Competing Criteria

You would think that choosing a competition to go to would be a pretty straight-forward thing.

Apparently not.

Now that I have my masters residency behind me, I am looking to decide on competitions to give me something concrete to focus on.  What I have discovered is that because my focus for competing (when I was sick it was more about just getting on the floor) has shifted, deciding on a competition is not as simple as it was before.  A big part of that problem is that while I know my focus in competing has shifted, I am not quite sure what it has shifted to.

As a pro/am student, when choosing competitions it is easy to focus on the bottom line–what can I afford, what is the best value for my money and when can I afford it.  I feel like that is a big part of what has been driving my decisions for competitions.

But the question I would like to be asking first is: What is the best value for my dancing?

And that is harder to nail down.  Right now, I am doing a lot of shifting and rebuilding.  I am changing levels and that means learning new routines.  I want to focus more on closed events, but at the same time I don’t want to disregard the open events so we are also looking to work with a choreographer to develop open routines.  I am trying to rebuild the strength and fitness I lost while sick, while at the same time (hopefully) also improving my technique and overall dancing.

When looking at where to compete right now, the biggest issue is that Boss and I haven’t really set any competition goals.  We seem to be going about it backwards.  We are looking at competitions, and then setting goals for them.  I think I would rather look at what I want to achieve from a competition and then see what competition will fit that goal–and still be affordable.
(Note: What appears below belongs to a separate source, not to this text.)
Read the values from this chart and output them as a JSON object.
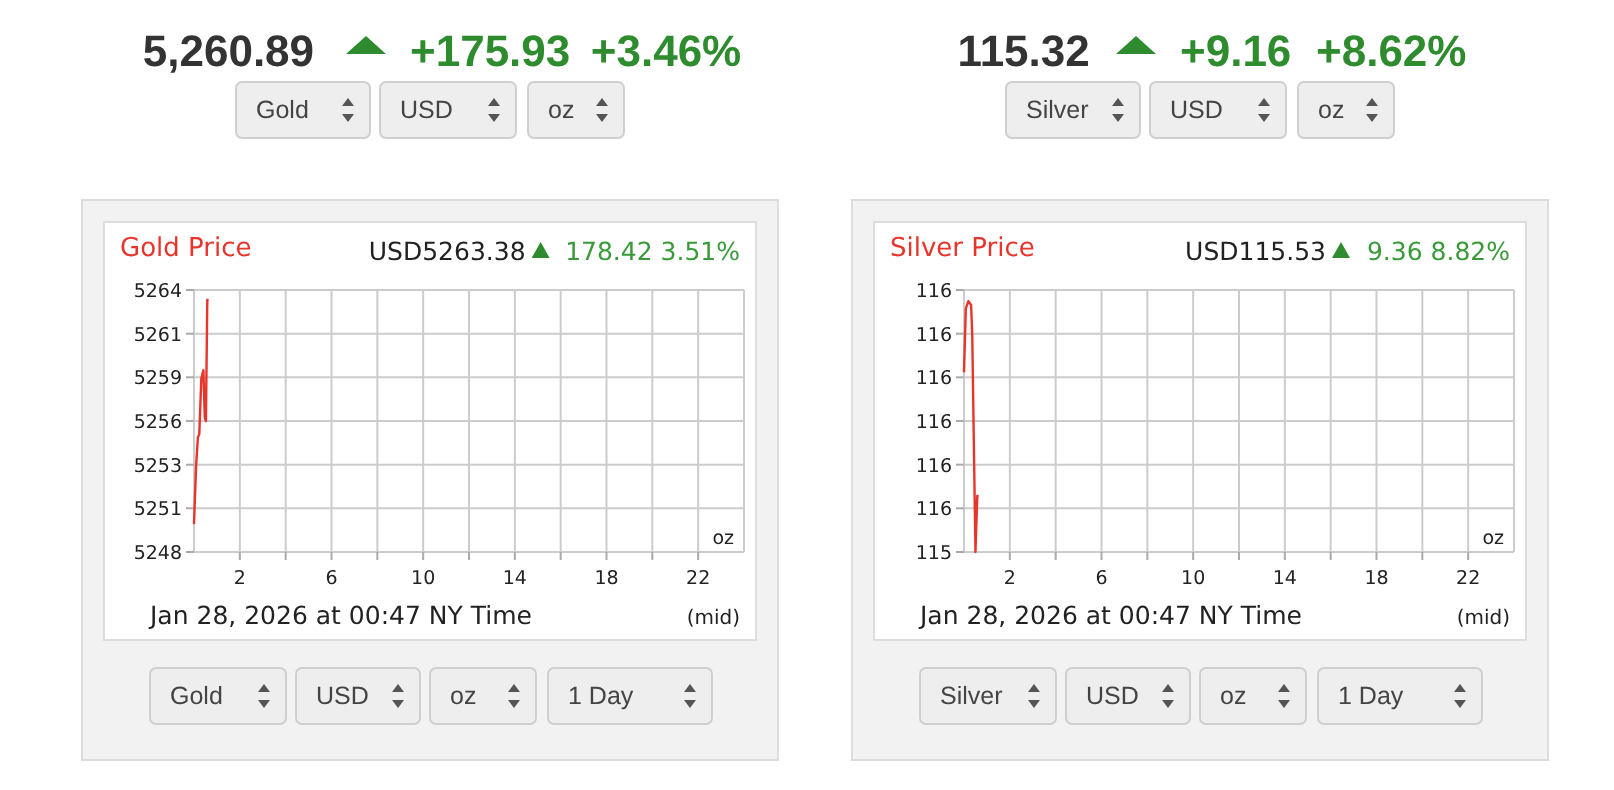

One of the biggest issues with this right now is that we are heading into summer when competition are few and far between.  On top of this, competing in the US is pretty much off the table with the increasing prices there and the exchange rate.  Not to mention the political climate and travel unpredictability.

While I may be ready to put routines on the floor this summer, there really isn’t a competitive opportunity to do that.  That will mean shifting the focus a bit and looking either longer term, or shorter term.  Do I try to do a comp at the end of June, or do I wait and do two in the fall?  If I do one in June, my routines aren’t likely to be very polished and it would be basically trialing them at the competition.  How much do I want to spend on doing that?  Do I want to use most of my competing budget to attend a competition (which would be great), with routines that aren’t well polished and not likely to be competitive?  Or would it be better to find a more local competition with smaller events to get those routines on the floor before going out against the ‘big dogs’.

Part of this is that as much as I like to support the local competitions, I inevitably end up competing against the same people, getting the same results, being seen by the same judges.  The pro/am portion of these competitions is always small without much variety.  The same 3 teachers bring out the same 2-3 students in multiple events.  I have become quite disenchanted with that.  I really want to branch out and get on the floor in a new area against new people I don’t usually compete against.

But again, it brings me back to the question–when dance-wise is the best time to do this so that the opportunity is not wasted due to lack of preparation time?  It’s one thing to feel ‘ready’.  It’s another to not have routines or be able to complete a full round on the floor.

Whatever I decide, the one thing I need to be sure of is that it is a decision I can accept.  If not, I will only resent it and that is not good for me or my dancing.  It’s a lot to think on, but the only rush is my desire to have a firm goal to focus on.

Competing, especially pro/am is an investment and as such takes a lot of thought and consideration.  But it is important to remember that it is not just an investment of money–it is also an investment of time, practice, discipline, motivation and personal well-being.

The trick is to figure out what meets the value for all those criteria.